Jamie Harris was in her 20s, newly in love, and finishing graduate school when she noticed blood in her stool during a trip to London in 2010. She assumed it was travel-related. It was not.
Back home, the symptoms continued. Sharp stomach pain. Persistent urgency. Her general practitioner told her to add more fiber and psyllium husk to her diet. A year passed. The pain did not improve. Harris began losing weight.
It took a trip to the emergency room, prompted by a teacher she was working with during her student-teaching placement, to get the process moving. Blood tests showed her white blood cell count was significantly elevated. Further testing led to a referral to a gastroenterologist, who diagnosed her with Crohn's disease.
Crohn's is a chronic, relapsing inflammatory condition that can affect any part of the gastrointestinal tract. Emanuelle Bellaguarda, a gastroenterologist and associate professor at Northwestern University, told Healthline that the disease can present as superficial or deep ulcers. Left untreated, it can progress to bowel damage, including strictures and fistulas, which are abnormal connections between loops of bowel or between the bowel and skin.
Harris had spent much of that first year trying to manage her symptoms through diet. Her mother, a registered dietitian with four decades of experience, suspected a gluten intolerance. Harris kept a food journal, cut back on certain foods, and tried the BRAT diet of bananas, rice, applesauce, and toast. Nothing helped. Eventually, eating anything caused pain, and she stopped eating regularly. By the time she was diagnosed, she had lost 20 pounds.

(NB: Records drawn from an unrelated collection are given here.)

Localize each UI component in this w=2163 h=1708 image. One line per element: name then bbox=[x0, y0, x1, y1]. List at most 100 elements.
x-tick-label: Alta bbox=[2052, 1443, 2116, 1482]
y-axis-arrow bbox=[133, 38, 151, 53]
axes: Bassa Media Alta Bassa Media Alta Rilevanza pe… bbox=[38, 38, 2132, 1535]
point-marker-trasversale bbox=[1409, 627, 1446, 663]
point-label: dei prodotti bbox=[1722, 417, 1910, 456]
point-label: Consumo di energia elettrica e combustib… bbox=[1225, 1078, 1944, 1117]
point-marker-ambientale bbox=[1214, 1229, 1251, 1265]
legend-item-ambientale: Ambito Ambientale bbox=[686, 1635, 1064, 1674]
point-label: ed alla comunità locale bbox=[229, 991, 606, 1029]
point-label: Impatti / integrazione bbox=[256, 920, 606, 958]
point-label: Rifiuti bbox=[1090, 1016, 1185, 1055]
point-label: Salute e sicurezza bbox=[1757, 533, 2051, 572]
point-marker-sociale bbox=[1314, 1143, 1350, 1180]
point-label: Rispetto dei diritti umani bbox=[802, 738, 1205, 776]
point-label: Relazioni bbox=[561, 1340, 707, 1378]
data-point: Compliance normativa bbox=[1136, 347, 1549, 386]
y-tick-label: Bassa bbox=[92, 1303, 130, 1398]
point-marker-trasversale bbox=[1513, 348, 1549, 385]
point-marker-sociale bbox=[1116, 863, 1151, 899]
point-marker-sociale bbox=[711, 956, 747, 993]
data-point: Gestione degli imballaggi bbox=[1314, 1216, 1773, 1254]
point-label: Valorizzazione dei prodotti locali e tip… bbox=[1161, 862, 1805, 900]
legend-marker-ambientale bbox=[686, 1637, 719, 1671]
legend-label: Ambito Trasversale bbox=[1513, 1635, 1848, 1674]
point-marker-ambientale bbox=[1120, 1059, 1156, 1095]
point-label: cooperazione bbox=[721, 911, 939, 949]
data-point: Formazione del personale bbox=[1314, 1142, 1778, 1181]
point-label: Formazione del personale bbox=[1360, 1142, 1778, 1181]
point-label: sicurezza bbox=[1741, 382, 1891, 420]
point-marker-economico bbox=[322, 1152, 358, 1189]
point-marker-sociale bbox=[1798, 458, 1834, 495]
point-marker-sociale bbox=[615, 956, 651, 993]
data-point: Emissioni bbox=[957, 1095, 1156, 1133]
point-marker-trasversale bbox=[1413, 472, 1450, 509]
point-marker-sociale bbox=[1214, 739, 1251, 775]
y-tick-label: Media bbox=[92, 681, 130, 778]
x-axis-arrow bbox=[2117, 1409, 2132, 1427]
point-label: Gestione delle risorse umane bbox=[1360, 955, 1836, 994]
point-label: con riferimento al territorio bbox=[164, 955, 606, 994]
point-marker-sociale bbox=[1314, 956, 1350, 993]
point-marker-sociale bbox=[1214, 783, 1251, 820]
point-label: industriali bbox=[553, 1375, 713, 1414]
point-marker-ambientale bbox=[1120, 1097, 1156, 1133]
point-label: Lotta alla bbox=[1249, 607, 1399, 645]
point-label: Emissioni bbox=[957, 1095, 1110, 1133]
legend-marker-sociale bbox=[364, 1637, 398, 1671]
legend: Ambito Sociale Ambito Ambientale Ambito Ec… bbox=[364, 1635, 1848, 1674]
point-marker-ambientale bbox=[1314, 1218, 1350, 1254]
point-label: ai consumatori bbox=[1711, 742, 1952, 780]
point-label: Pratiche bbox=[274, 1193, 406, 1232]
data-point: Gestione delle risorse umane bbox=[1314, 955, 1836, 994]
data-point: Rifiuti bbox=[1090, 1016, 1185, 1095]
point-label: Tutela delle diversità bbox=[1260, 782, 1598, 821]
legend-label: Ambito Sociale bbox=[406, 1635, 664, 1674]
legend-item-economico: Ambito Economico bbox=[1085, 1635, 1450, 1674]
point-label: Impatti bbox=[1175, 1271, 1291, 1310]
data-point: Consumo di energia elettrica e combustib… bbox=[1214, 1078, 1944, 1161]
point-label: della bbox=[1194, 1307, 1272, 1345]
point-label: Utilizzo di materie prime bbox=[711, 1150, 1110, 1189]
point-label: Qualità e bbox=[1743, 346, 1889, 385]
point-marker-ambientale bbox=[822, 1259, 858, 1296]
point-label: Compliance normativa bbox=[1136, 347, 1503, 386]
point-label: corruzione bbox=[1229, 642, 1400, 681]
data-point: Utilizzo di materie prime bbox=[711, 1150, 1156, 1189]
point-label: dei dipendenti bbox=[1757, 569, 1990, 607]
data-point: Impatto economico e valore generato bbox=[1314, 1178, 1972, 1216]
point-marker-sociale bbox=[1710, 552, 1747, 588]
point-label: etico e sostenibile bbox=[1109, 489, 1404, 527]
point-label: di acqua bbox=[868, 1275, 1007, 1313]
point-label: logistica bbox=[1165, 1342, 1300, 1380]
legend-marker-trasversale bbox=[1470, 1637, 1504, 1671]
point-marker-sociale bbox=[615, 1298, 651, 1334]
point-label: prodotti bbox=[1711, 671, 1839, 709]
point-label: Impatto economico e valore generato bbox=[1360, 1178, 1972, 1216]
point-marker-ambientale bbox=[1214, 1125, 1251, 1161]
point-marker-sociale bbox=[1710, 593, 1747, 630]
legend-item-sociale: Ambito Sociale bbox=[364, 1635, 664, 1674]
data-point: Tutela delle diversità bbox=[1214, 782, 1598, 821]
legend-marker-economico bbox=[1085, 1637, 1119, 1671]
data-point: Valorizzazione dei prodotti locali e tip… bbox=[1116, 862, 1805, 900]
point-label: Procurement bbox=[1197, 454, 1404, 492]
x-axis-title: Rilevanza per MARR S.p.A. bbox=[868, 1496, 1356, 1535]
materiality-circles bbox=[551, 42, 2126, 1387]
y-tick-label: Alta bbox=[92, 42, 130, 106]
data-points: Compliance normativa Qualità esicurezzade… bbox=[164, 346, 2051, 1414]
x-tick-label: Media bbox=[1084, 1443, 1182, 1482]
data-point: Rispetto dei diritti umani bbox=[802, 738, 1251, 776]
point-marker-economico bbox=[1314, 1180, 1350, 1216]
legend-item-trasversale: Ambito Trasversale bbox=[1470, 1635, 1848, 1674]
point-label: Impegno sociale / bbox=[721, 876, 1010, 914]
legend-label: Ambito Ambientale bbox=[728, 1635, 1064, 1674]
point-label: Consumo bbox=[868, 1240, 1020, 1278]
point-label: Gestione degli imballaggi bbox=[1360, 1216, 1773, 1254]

"I kind of went into a little depression," Harris told Healthline. "I'm supposed to be at the peak of my life, and it wasn't that anymore."
While diet can play a role in managing symptoms like diarrhea and bloating, Bellaguarda said no studies show that diet alone can heal the inflammatory burden associated with Crohn's disease. The condition requires medical treatment. Harris's story illustrates how easily its symptoms, frequent bathroom trips, fatigue, abdominal pain, can be attributed to food choices rather than a serious underlying illness.
Harris is now sharing her experience publicly to raise awareness. Her core message is direct: persistent symptoms are not always a diet problem, and pushing through them without a proper diagnosis can mean years of preventable damage.